Staggering 552 handed salaries of more than £150,000 a year

- By Daniel Martin Policy Editor

THE cost to the taxpayer of fat-cat civil servants earning more than the Prime Minister has soared to almost £100million.

Last year 552 officials were paid over £150,000 – up 7 per cent on 2018.

The vast majority are thought to take home more than Boris Johnson’s £157,372 salary.

Fifteen of them pocketed more than £300,000, topped by the boss of the controvers­ial HS2 project on £625,000.

The list is dominated by rail chiefs, with 46 HS2 staff and 73 Network Rail employees raking in more than £150,000.

The news comes days after the Government announced rail fares will rise by more than the rate of inflation next year. The fat- cat league table will anger millions of workers who have suffered pay freezes in recent years. The details were sneaked out on the Cabinet Office website late on Tuesday, showing the pay packets of all civil servants earning more than £150,000 – in £5,000 bands.

It showed that the full cost of these salaries was up to £99.8million – a rise from £94.4million in 2019. The best-paid public servant is Mark Thurston, chief executive of HS2 Ltd, which is building the new line from London to Birmingham. He earns between £620,000 and £625,000.

Next is Andrew Haines, chief executive of Network Rail, who is on up to £590,000. Of the 15 people who earn more than twice the Prime Minister, 11 are from Network Rail. They include Jeremy Westlake, the chief financial officer, on £420,000, and the country’s highest paid female public servant Susan Cooklin, Network Rail’s managing director of route services, on £390,000.

Other high-paid officials include James O’Sullivan, chief executive of Highways England on £415,000, and David Peattie, chief executive of the Nuclear Decommissi­oning Authority on £395,000. A Whitehall source said Transport Secretary Grant Shapps had been ‘bearing down’ on high pay in the sector.

They stressed he ‘has been batting back excessive pay requests f or some time. He has been encouragin­g CEOs and chairmen to volunteer pay reductions, and has got temporary reductions from HS2, Network Rail and Highways England among others.’

A Cabinet Office spokesman said: ‘We need to make sure the civil service is able to attract highcalibr­e people who can deliver quality services and drive forward projects in a way that represents true value to the taxpayer.

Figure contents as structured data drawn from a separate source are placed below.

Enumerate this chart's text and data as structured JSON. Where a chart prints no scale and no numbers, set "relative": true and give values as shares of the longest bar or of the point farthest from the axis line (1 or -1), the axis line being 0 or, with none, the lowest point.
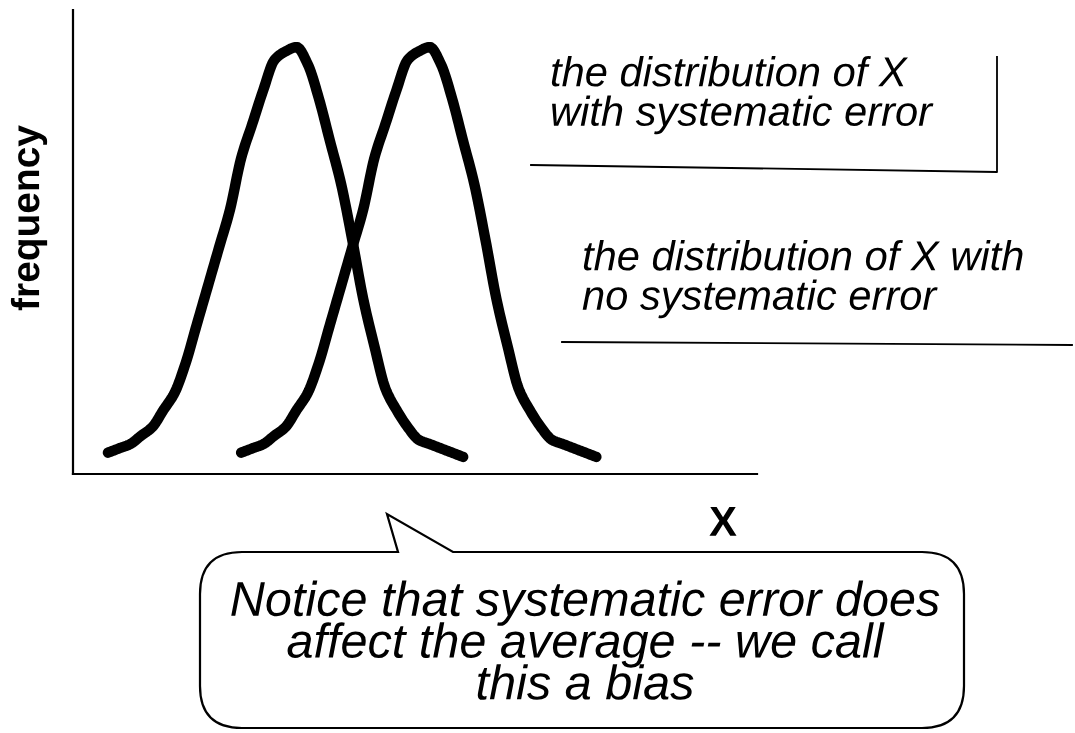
{
  "chart_data": {
    "type": "line",
    "relative": true,
    "xlabel": "X",
    "ylabel": "frequency",
    "categories": [
      null,
      null,
      null,
      null,
      null,
      null,
      null,
      null,
      null,
      null,
      null,
      null,
      null,
      null,
      null,
      null,
      null,
      null,
      null,
      null,
      null,
      null,
      null,
      null,
      null,
      null,
      null,
      null,
      null,
      null,
      null,
      null,
      null,
      null,
      null,
      null,
      null,
      null,
      null,
      null,
      null,
      null,
      null,
      null,
      null
    ],
    "series": [
      {
        "color": "#000000",
        "values": [
          0.05,
          0.06,
          0.07,
          0.09,
          0.11,
          0.15,
          0.19,
          0.26,
          0.35,
          0.44,
          0.53,
          0.62,
          0.74,
          0.82,
          0.9,
          0.97,
          0.99,
          1.0,
          0.96,
          0.88,
          0.78,
          0.68,
          0.55,
          0.41,
          0.3,
          0.2,
          0.15,
          0.11,
          0.08,
          0.07,
          0.06,
          0.05,
          0.04,
          null,
          null,
          null,
          null,
          null,
          null,
          null,
          null,
          null,
          null,
          null,
          null
        ]
      },
      {
        "color": "#000000",
        "values": [
          null,
          null,
          null,
          null,
          null,
          null,
          null,
          null,
          null,
          null,
          null,
          null,
          0.05,
          0.06,
          0.07,
          0.09,
          0.11,
          0.15,
          0.19,
          0.26,
          0.35,
          0.44,
          0.53,
          0.62,
          0.74,
          0.82,
          0.9,
          0.97,
          0.99,
          1.0,
          0.96,
          0.88,
          0.78,
          0.68,
          0.55,
          0.41,
          0.3,
          0.2,
          0.15,
          0.11,
          0.08,
          0.07,
          0.06,
          0.05,
          0.04
        ]
      }
    ],
    "annotations": [
      "the distribution of X\nwith systematic error",
      "the distribution of X with\nno systematic error",
      "Notice that systematic error does\naffect the average -- we call\nthis a bias"
    ]
  }
}
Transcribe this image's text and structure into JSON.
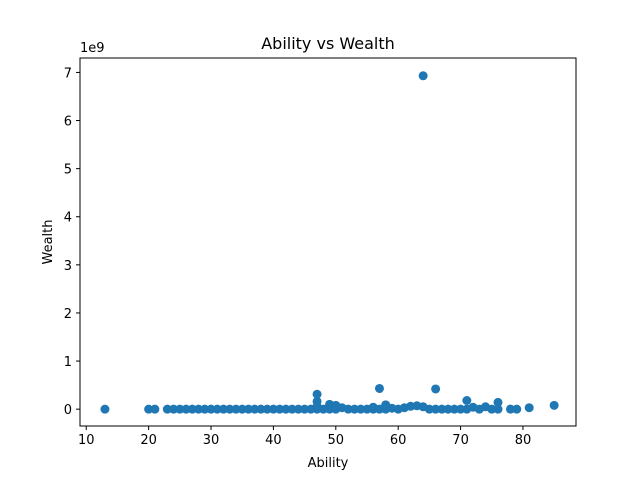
{
  "chart_data": {
    "type": "scatter",
    "title": "Ability vs Wealth",
    "xlabel": "Ability",
    "ylabel": "Wealth",
    "y_offset_label": "1e9",
    "xlim": [
      9,
      88.5
    ],
    "ylim": [
      -0.35,
      7.3
    ],
    "y_unit_multiplier": 1000000000,
    "xticks": [
      10,
      20,
      30,
      40,
      50,
      60,
      70,
      80
    ],
    "yticks": [
      0,
      1,
      2,
      3,
      4,
      5,
      6,
      7
    ],
    "grid": false,
    "marker_color": "#1f77b4",
    "points": [
      {
        "x": 13,
        "y": 0
      },
      {
        "x": 20,
        "y": 0
      },
      {
        "x": 21,
        "y": 0
      },
      {
        "x": 23,
        "y": 0
      },
      {
        "x": 24,
        "y": 0
      },
      {
        "x": 25,
        "y": 0
      },
      {
        "x": 26,
        "y": 0
      },
      {
        "x": 27,
        "y": 0
      },
      {
        "x": 28,
        "y": 0
      },
      {
        "x": 29,
        "y": 0
      },
      {
        "x": 30,
        "y": 0
      },
      {
        "x": 31,
        "y": 0
      },
      {
        "x": 32,
        "y": 0
      },
      {
        "x": 33,
        "y": 0
      },
      {
        "x": 34,
        "y": 0
      },
      {
        "x": 35,
        "y": 0
      },
      {
        "x": 36,
        "y": 0
      },
      {
        "x": 37,
        "y": 0
      },
      {
        "x": 38,
        "y": 0
      },
      {
        "x": 39,
        "y": 0
      },
      {
        "x": 40,
        "y": 0
      },
      {
        "x": 41,
        "y": 0
      },
      {
        "x": 42,
        "y": 0
      },
      {
        "x": 43,
        "y": 0
      },
      {
        "x": 44,
        "y": 0
      },
      {
        "x": 45,
        "y": 0
      },
      {
        "x": 46,
        "y": 0
      },
      {
        "x": 47,
        "y": 0
      },
      {
        "x": 47,
        "y": 0.06
      },
      {
        "x": 47,
        "y": 0.16
      },
      {
        "x": 47,
        "y": 0.31
      },
      {
        "x": 48,
        "y": 0
      },
      {
        "x": 49,
        "y": 0
      },
      {
        "x": 49,
        "y": 0.1
      },
      {
        "x": 50,
        "y": 0
      },
      {
        "x": 50,
        "y": 0.08
      },
      {
        "x": 51,
        "y": 0.03
      },
      {
        "x": 52,
        "y": 0
      },
      {
        "x": 53,
        "y": 0
      },
      {
        "x": 54,
        "y": 0
      },
      {
        "x": 55,
        "y": 0
      },
      {
        "x": 56,
        "y": 0
      },
      {
        "x": 56,
        "y": 0.04
      },
      {
        "x": 57,
        "y": 0
      },
      {
        "x": 57,
        "y": 0.43
      },
      {
        "x": 58,
        "y": 0
      },
      {
        "x": 58,
        "y": 0.09
      },
      {
        "x": 59,
        "y": 0.02
      },
      {
        "x": 60,
        "y": 0
      },
      {
        "x": 61,
        "y": 0.03
      },
      {
        "x": 62,
        "y": 0.06
      },
      {
        "x": 63,
        "y": 0.07
      },
      {
        "x": 64,
        "y": 0.05
      },
      {
        "x": 64,
        "y": 6.93
      },
      {
        "x": 65,
        "y": 0
      },
      {
        "x": 66,
        "y": 0
      },
      {
        "x": 66,
        "y": 0.42
      },
      {
        "x": 67,
        "y": 0
      },
      {
        "x": 68,
        "y": 0
      },
      {
        "x": 69,
        "y": 0
      },
      {
        "x": 70,
        "y": 0
      },
      {
        "x": 71,
        "y": 0
      },
      {
        "x": 71,
        "y": 0.18
      },
      {
        "x": 72,
        "y": 0.04
      },
      {
        "x": 73,
        "y": 0
      },
      {
        "x": 74,
        "y": 0.05
      },
      {
        "x": 75,
        "y": 0
      },
      {
        "x": 76,
        "y": 0
      },
      {
        "x": 76,
        "y": 0.14
      },
      {
        "x": 78,
        "y": 0
      },
      {
        "x": 79,
        "y": 0
      },
      {
        "x": 81,
        "y": 0.03
      },
      {
        "x": 85,
        "y": 0.08
      }
    ]
  }
}
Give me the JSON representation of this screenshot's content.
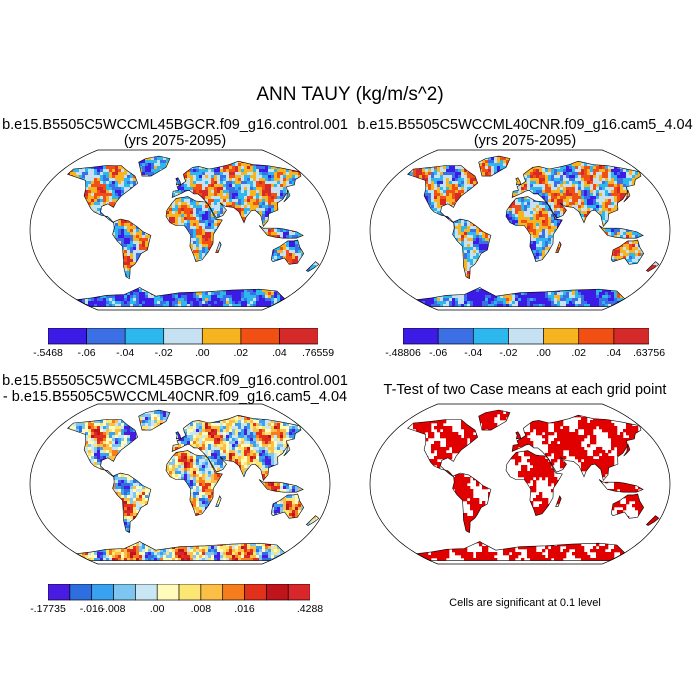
{
  "main_title": "ANN TAUY (kg/m/s^2)",
  "panels": [
    {
      "title_line1": "b.e15.B5505C5WCCML45BGCR.f09_g16.control.001",
      "title_line2": "(yrs 2075-2095)",
      "colorbar": {
        "colors": [
          "#3c1be6",
          "#3b6fe3",
          "#2db7ef",
          "#c6e2f2",
          "#f8b41e",
          "#f14f14",
          "#d62a2a"
        ],
        "labels": [
          "-.5468",
          "-.06",
          "-.04",
          "-.02",
          ".00",
          ".02",
          ".04",
          ".76559"
        ]
      }
    },
    {
      "title_line1": "b.e15.B5505C5WCCML40CNR.f09_g16.cam5_4.04",
      "title_line2": "(yrs 2075-2095)",
      "colorbar": {
        "colors": [
          "#3c1be6",
          "#3b6fe3",
          "#2db7ef",
          "#c6e2f2",
          "#f8b41e",
          "#f14f14",
          "#d62a2a"
        ],
        "labels": [
          "-.48806",
          "-.06",
          "-.04",
          "-.02",
          ".00",
          ".02",
          ".04",
          ".63756"
        ]
      }
    },
    {
      "title_line1": "b.e15.B5505C5WCCML45BGCR.f09_g16.control.001",
      "title_line2": "- b.e15.B5505C5WCCML40CNR.f09_g16.cam5_4.04",
      "colorbar": {
        "colors": [
          "#4a1be0",
          "#2f6ee0",
          "#3aa0f0",
          "#7dc6f2",
          "#c9e6f5",
          "#fffbbb",
          "#fde774",
          "#fbbf45",
          "#f57d1e",
          "#e1301c",
          "#c0141c",
          "#d9262a"
        ],
        "labels": [
          "-.17735",
          "-.016",
          "-.008",
          ".00",
          ".008",
          ".016",
          ".4288"
        ],
        "label_boundaries": [
          0,
          2,
          3,
          5,
          7,
          9,
          12
        ]
      }
    },
    {
      "title_line1": "T-Test of two Case means at each grid point",
      "footnote": "Cells are significant at 0.1 level"
    }
  ],
  "colors": {
    "ocean": "#ffffff",
    "significant": "#e10000"
  }
}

‘However, very high salaries in the public sector must be justified so it is absolutely right that we publish this informatio­n and allow it to be scrutinise­d.’

Sir Peter Hendy, chairman of Network Rail, said: ‘Over recent years we have reduced our executives’ total wage bill and the number of high earners.

‘We are absolutely committed to delivering more value for the taxpayer while also balancing this priority with the need to attract and retain the best people.’

An HS2 spokesman said the number of staff paid more than the PM had declined by two over the past year. They said: ‘In a highly technical project of the scale and complexity of HS2 it is necessary to employ the right level of expertise and knowledge to deliver the programme successful­ly.’

John O’Connell, of the TaxPayers’ Alliance, attacked the ‘public sector merry-go-round’, saying: ‘ These soaring salaries... are beyond the wildest dreams of most taxpayers.

‘The fact that these staggering sums have been paid to bureaucrat­s overseeing massive failures like the HS2 gravy train makes it even harder to swallow.’